Culture
Tribe bids somber farewell to 16 Summers Collection artifacts
By Danielle Frost
Smoke Signals staff writer
Letting go of a single cherished item is seldom easy, let alone 16 of them.
On Thursday, May 30, Tribal Council members and staff gathered in a somber farewell ceremony for the 16 Summers Collection artifacts.
When the items were first unveiled in May 2018, it was during a ceremony at Chachalu Tribal Museum & Cultural Center. For the first time, Tribal Council and others viewed the 16 artifacts, which had been housed at a British Museum warehouse outside of London for more than 100 years.
It was only fitting that a farewell ceremony for the artifacts be held in the same location almost exactly a year later before the items were carefully packed into crates to begin their journey back to England.
“On behalf of our Tribal people, I want to say how much we appreciate the visit of these precious pieces that have come home for a year,” Tribal Council Secretary Jon A. George said. “Being able to visit with them and knowing it’s like having our ancestors come home. They came to tell us that we are OK.”
“The Rise of the Collectors” featured those 16 items collected at Grand Ronde shortly after the Reservation was established. The objects were on loan from the British Museum after a decades-long process to obtain them.
Tribal officials have had their eye on the Summers Collection since they first learned of its existence at the British Museum in the late 1990s. The London museum became a pilgrimage destination of sorts for those seeking to see and reconnect with belongings of their family and Tribe.

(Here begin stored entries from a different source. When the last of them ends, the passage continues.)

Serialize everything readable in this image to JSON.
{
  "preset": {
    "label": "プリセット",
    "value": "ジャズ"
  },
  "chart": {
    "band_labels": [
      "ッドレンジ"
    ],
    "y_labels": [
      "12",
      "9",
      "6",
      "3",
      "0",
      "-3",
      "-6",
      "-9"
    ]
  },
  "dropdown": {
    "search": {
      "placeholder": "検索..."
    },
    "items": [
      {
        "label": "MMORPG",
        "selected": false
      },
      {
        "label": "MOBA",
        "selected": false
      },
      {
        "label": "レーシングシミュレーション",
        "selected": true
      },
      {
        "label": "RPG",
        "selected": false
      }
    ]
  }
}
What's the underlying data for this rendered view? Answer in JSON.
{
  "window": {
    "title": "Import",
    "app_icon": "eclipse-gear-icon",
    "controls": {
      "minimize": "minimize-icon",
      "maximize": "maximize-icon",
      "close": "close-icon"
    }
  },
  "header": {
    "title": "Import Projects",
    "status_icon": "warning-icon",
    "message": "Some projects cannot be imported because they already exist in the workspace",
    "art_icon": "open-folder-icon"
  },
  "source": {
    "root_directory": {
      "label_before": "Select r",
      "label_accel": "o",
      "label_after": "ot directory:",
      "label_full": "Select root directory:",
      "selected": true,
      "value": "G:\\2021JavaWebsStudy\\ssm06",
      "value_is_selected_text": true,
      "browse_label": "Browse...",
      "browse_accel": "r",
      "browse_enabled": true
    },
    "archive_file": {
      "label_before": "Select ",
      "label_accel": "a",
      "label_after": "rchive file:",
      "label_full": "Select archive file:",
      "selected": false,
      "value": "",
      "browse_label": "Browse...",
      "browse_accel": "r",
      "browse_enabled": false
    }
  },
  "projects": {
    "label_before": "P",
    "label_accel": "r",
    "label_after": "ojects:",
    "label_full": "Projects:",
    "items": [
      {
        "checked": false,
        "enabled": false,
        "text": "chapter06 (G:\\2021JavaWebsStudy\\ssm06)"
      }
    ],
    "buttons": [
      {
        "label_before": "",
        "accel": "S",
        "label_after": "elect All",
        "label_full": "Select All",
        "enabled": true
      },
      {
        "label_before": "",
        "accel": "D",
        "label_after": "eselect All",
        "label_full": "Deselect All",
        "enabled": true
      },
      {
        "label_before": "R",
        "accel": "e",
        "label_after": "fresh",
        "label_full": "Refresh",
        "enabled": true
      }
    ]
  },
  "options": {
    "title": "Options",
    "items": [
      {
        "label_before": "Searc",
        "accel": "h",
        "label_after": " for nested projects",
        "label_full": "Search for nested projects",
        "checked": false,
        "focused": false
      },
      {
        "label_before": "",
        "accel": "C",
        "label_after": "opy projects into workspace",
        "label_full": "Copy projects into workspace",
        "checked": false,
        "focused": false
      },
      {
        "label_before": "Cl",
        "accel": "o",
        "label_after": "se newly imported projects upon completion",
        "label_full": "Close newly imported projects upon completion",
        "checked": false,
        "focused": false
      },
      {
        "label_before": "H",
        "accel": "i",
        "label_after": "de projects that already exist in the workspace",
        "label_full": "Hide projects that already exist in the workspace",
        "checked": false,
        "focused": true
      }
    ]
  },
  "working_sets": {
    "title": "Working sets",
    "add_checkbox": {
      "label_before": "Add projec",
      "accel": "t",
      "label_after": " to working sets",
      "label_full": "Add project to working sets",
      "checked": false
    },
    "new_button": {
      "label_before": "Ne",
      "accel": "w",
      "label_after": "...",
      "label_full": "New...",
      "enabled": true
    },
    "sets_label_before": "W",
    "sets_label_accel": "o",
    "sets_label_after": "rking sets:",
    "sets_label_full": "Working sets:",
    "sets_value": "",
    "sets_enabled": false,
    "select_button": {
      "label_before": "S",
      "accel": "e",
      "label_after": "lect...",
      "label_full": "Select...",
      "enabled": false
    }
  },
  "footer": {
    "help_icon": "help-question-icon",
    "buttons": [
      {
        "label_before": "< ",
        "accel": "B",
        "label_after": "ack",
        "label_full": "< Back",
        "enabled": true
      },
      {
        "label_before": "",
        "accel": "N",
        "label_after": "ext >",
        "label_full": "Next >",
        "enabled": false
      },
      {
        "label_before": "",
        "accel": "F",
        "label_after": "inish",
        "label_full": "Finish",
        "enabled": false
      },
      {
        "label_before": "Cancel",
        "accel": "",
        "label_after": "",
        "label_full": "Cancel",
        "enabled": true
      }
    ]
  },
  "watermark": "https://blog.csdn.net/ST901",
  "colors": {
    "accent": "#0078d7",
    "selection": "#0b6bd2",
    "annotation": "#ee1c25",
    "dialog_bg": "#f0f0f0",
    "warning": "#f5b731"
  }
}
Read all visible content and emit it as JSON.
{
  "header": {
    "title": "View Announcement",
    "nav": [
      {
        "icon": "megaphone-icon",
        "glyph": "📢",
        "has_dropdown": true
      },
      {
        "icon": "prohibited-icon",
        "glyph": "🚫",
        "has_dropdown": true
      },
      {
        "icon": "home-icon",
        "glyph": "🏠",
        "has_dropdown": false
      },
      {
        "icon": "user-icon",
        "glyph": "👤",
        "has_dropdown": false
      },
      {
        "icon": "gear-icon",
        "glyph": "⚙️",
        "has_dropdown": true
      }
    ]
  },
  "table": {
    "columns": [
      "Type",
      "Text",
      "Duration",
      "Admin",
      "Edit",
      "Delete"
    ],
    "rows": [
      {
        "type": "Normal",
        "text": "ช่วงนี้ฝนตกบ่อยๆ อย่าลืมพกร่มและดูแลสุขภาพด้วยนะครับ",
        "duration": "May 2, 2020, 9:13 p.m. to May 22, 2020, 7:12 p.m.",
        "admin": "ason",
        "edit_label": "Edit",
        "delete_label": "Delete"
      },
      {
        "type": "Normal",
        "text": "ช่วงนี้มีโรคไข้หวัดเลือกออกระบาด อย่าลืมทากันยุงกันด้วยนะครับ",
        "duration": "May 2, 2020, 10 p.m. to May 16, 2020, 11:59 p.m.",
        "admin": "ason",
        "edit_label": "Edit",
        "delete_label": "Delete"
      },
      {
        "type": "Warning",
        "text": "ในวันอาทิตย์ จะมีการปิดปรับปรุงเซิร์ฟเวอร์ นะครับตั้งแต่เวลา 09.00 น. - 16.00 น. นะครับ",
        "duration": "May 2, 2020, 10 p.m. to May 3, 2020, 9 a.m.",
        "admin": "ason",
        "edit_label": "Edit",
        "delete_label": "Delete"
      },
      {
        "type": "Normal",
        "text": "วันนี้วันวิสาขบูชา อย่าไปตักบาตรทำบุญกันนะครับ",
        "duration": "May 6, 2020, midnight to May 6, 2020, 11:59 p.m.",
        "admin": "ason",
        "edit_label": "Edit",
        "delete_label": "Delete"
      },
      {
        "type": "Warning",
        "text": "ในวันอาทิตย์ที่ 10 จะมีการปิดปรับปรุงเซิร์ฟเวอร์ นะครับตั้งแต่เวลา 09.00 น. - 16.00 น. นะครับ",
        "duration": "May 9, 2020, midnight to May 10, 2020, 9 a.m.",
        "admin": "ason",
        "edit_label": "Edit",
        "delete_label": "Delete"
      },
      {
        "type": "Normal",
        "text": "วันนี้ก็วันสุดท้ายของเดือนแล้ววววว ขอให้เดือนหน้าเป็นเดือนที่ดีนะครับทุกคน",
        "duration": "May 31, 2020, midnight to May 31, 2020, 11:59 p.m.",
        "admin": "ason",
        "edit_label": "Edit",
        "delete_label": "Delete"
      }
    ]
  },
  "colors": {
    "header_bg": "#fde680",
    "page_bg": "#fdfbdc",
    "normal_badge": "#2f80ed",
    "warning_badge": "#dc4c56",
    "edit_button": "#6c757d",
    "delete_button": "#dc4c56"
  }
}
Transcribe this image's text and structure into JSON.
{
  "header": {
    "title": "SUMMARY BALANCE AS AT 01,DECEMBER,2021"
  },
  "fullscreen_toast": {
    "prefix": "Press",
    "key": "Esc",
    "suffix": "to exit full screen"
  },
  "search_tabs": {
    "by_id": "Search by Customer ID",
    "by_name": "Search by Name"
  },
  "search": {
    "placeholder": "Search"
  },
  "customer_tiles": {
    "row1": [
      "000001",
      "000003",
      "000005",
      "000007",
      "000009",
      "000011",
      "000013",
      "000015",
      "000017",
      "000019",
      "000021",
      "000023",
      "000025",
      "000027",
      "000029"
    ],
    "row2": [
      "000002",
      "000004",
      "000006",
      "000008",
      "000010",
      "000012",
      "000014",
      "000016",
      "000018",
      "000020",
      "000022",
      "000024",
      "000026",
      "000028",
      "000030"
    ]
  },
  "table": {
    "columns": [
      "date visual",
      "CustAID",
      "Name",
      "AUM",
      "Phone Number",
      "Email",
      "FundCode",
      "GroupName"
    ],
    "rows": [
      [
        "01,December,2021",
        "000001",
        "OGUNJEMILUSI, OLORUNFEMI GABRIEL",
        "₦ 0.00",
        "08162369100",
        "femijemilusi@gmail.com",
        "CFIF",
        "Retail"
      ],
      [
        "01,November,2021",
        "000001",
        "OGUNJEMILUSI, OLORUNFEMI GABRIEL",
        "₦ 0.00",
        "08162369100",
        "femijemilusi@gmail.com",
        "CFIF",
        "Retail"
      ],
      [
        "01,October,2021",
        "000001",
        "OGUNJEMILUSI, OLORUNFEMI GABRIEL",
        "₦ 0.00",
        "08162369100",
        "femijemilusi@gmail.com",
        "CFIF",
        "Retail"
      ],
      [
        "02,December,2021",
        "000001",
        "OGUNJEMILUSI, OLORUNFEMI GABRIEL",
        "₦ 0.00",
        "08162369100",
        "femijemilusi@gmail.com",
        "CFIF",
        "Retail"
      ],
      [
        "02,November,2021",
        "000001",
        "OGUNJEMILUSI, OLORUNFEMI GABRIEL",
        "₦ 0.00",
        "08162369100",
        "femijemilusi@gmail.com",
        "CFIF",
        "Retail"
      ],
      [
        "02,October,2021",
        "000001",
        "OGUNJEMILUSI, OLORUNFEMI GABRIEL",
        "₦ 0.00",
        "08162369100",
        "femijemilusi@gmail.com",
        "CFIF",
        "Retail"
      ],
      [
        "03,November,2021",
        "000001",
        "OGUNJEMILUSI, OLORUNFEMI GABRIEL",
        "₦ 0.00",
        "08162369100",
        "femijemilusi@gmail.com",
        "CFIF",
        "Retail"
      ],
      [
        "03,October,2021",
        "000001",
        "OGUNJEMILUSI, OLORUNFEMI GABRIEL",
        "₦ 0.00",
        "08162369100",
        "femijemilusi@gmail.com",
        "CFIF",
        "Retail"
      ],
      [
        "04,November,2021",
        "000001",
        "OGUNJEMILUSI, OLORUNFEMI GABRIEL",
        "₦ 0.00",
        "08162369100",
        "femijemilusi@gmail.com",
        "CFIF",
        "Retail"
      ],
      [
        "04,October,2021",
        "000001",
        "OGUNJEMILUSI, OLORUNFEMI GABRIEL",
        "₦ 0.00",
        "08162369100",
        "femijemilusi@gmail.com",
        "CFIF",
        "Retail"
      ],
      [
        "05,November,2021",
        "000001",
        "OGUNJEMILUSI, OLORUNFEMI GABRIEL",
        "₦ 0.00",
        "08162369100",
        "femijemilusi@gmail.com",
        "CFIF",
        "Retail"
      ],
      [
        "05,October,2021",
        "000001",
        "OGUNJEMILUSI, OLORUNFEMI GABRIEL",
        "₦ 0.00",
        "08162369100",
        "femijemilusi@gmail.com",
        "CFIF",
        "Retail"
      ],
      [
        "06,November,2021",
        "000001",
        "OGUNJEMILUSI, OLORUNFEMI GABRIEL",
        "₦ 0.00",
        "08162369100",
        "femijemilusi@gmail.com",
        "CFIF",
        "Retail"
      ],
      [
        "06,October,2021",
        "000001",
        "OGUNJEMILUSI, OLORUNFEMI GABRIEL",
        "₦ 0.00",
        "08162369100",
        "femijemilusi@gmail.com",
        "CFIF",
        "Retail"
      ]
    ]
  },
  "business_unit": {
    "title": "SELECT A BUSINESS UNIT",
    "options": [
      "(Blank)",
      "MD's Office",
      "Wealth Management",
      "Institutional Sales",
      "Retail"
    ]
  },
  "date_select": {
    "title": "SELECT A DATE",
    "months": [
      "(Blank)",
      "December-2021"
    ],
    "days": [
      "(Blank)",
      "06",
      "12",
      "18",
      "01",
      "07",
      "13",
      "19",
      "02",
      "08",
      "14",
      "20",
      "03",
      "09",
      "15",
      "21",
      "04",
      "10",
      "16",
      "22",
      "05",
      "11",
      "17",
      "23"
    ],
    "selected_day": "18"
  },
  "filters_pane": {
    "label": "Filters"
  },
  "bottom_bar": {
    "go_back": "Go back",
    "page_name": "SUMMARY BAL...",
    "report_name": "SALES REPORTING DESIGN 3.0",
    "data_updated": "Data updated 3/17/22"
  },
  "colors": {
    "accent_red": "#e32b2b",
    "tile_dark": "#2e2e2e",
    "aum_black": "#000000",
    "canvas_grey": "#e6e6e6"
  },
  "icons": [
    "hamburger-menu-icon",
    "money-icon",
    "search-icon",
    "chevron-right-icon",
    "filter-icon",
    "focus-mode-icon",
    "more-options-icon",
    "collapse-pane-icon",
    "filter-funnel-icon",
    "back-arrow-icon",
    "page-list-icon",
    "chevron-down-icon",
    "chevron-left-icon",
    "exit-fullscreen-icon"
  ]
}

Thursday’s farewell ceremony opened with drumming and singing by Grand Ronde Tribal drummers, which included Cultural Advisor Bobby Mercier, Cultural Resources Department Manager David Harrelson, Cultural Education Coordinator Jordan Mercier, Cultural Collections Specialist Nick Labonte, Historic Preservation Technician Nicolas Atanacio, Interpretive Coordinator Travis Stewart and Cultural Protection Specialist Chris Bailey backed by Public Affairs Administrative Assistant Chelsea Baranski and Cultural Education Specialist Flicka Lucero.
Bobby Mercier performed a blessing for the artifacts while the smell of burning sage filled the air and said a prayer in Chinuk Wawa.
Other Tribal Council members in attendance were Denise Harvey, Kathleen George and Vice Chair Chris Mercier.
Jon A. George said the artifacts provided an opportunity for youth to see the pieces that were creating approximately 150 years ago and also know that they are making their future as a cultural people.
“We are still a living culture,” he said. “We also want to thank the British Museum for caring for these artifacts all of these years. I look forward to our relationship in the future.”
A parfleche purse was one of the items on display during a private ceremony that was held at the Chachalu Museum & Cultural Center to say farewell to 16 Summers Collection items on loan from the British Museum on Thursday, May 30. The Summers Collection items were on display at Chachalu from June 1, 2018, through May 23, and will now return to a warehouse outside of London.
Chris Mercier said he remembered when Tribal leaders first viewed the artifacts in London in 2002. He was working for Smoke Signals at the time.
“It may have taken some time, but it doesn’t lessen the fact that it happened.” he said. “This was a pretty impressive achievement. We are the first Tribe that has been able to do this. … I am honored that as a Tribe we got to experience this. It shows that our Cultural Resources staff is top-notch.”
After almost 20 years of pursuing the collection’s return, Tribal collections staff were notified in late 2017 that the British Museum would approve a loan request. Direct requests for the permanent return of the collection were not successful because it takes an act of Parliament for a full repatriation of items.
Mercier added that the Summers artifacts, featured for a year in “The Rise of the Collectors” exhibit, put Chachalu on the map.
“It showed the public that this is a great place to come to learn the Tribe’s story,” he said.
Cultural Resources estimates that more than 10,000 people from across the United States visited the exhibit this past year, including members from all nine federally recognized Oregon Tribes.
Bobby Mercier shared that he had prayed the items would carry the Tribe’s songs and words back to the other artifacts.
“I hope it will remind them that they are in our hearts and our minds,” he said.
More than 200 of the Summers Collection items specific to the Grand Ronde Tribe remain in England. They were gathered by McMinnville-based Episcopal Rev. Robert Summers in the late 1870s from the first Native Americans to inhabit the Grand Ronde Reservation.
Harvey thanked the Cultural Resources staff for never losing hope.
“I can say today that everyone involved in the process stuck to it,” she said. “It feels like our ancestors came home. I will say publicly, we got a lot of praise and recognition, but it was all of you who made it happen.”